C’est avec une très belle Kora que Yann Tambour ouvre cette soirée. Le magnifique Stranded horse rue avec grâce et envoie les premiers signaux de cette soirée placée sous le signe des gammes insolites et étonnantes. Face à son instrument, la harpe africaine, que l’on tient à deux mains devant soi, Yann développe un univers musical très personnel et qui ne présente aucune difficulté à être appréhendé. Tout comme le jazz, parfois, il faut juste accepter de ne pas penser à nos réflexes musicaux conditionnés. L’univers de Stranded horse est poétique, très harmonique, décliné en cascades d’arpèges, révélant les étonnantes possibilités de l’instrument. Yann Tambour a du cran, de l’humour, une présence. Le travail de ses mains sur l’instrument est magnifique à voir, on entend quelques accents de Cat Stevens, au travail des grands guitaristes acoustiques, ceux qui en parlent le langage si particulier : Richard Thompson, John Martyn, ça claque, ça sonne, les doigts galopent, on songe aussi au disque de John Etheridge avec Andy Summers, Invisible threads. L’ombre de Nick Drake passe également. Belle ovation.

Quand les Touaregs de Tinariwen arrivent, on est d’abord stupéfaits par la beauté plastique du groupe. On ne chique pas au costume folklorique pour club de touristes en mal de pseudo sensations, on vient présenter une authentique culture. C’est magnifique, la musique est d’une grande légèreté, extrêmement dynamique, pas de batterie mais des éléments de percussion qui viennent dialoguer avec une basse magique, ronde, agile, dynamique. La transe enveloppe doucement un public qui a bien du mal à ne pas bouger. Il finira debout, dans les travées, dansant avec un plaisir physique évident. On tisse patiemment les points de correspondance entre les continents, tout s’harmonise doucement par ce blues saharien qui ne laisse aucune place à l’Ego. On voit des touaregs mais on a du mal à distinguer un Targui. On chante à six en même temps et on ne cessera de changer de chanteur principal, comme si on avait juste testé tous les morceaux pour savoir qui était le plus à même de prendre ce chant. Une grande démonstration discrète d’humilité devant la musique. On la sert, on s’incline devant elle, tous les éléments s’imbriquent et sont interdépendants.
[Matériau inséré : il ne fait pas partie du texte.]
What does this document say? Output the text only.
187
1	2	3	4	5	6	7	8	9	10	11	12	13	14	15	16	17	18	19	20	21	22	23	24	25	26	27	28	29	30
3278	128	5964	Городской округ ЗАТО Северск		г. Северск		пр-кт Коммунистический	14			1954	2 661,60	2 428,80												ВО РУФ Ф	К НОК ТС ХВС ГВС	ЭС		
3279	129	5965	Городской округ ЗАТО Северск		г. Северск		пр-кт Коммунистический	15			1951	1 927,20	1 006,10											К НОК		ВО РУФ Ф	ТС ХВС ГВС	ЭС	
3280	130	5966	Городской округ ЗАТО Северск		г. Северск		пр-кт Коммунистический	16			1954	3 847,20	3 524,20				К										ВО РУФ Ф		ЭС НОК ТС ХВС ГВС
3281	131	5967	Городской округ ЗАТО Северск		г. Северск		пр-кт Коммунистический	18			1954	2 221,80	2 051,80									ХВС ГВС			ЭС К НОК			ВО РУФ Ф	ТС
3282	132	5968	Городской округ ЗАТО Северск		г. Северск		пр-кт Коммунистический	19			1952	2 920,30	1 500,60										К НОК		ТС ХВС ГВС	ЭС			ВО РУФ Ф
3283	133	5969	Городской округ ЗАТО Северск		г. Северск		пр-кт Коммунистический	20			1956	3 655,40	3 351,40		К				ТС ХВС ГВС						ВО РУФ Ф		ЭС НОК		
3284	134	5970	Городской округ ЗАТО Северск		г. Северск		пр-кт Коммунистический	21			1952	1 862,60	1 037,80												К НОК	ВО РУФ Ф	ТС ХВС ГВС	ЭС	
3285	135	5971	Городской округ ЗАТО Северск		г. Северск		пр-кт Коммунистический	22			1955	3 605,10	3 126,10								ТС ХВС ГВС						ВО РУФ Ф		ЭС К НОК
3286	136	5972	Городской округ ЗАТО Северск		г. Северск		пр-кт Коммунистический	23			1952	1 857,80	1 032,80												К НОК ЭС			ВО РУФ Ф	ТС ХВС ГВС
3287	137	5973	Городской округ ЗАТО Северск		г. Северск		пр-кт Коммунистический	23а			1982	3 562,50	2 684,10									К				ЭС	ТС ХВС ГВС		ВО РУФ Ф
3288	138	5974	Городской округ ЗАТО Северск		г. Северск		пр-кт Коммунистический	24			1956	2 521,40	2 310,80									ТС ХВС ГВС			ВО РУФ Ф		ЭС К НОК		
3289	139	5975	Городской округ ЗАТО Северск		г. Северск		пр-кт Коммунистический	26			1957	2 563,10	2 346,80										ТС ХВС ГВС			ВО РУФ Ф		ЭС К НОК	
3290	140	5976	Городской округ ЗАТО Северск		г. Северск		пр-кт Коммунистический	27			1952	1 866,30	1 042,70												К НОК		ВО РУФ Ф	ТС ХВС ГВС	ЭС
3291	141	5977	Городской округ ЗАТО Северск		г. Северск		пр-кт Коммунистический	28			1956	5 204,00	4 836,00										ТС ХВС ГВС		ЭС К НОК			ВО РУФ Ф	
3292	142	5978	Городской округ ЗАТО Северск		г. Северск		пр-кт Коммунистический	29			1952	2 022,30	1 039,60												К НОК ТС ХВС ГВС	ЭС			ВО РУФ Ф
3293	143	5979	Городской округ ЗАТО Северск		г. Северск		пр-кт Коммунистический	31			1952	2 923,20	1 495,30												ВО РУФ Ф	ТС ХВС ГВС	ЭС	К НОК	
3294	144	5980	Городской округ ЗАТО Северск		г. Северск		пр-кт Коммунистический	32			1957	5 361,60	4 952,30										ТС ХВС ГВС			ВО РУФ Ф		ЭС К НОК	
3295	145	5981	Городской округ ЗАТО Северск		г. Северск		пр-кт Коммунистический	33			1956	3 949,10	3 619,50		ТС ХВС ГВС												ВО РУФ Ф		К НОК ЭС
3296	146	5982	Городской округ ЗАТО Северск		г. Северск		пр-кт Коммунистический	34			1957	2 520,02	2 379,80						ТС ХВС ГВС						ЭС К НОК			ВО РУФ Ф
Les mélopées viennent captiver l’oreille occidentale, qui se laisse faire avec ravissement. On joue parfois le même motif sur toutes les guitares avec un léger décalage, au demi-ton près et ça fonctionne parfaitement. On mélange habilement et sans calcul une grande évidence mélodique, une vraie pulsation très très dansante et une gravité tout aussi intense. L’histoire des Touaregs est marquée, les visages sont parfois graves. Maîtres du Sahara central et bien intégrés dans les courants commerciaux intra- et transsahariens précoloniaux, les Touaregs virent leur pouvoir détruit, leur système économique ruiné et leur société disloquée par la colonisation, lors de la première phase de la mondialisation, puis par l’indépendance du Mali. Depuis, ils tentent de survivre et aujourd’hui ils s’adaptent plus ou moins bien à la seconde phase de la mondialisation écrit Patrice Gourdin sur DiploWeb, la revue géopolitique. Tout cela est emporté par la danse naturelle et joyeuse de l'un des chanteurs, ravi, heureux, communicatif. Il vient devant la scène faire entrer le public dans le monde bleu du Sahara. Tout le monde y court. 

Des hommes bleus dans une zone grise, c’est une histoire complexe qu’on lit avec passion. Des hommes bleus dans la zone des gueules noires, en tout cas, c’était splendide.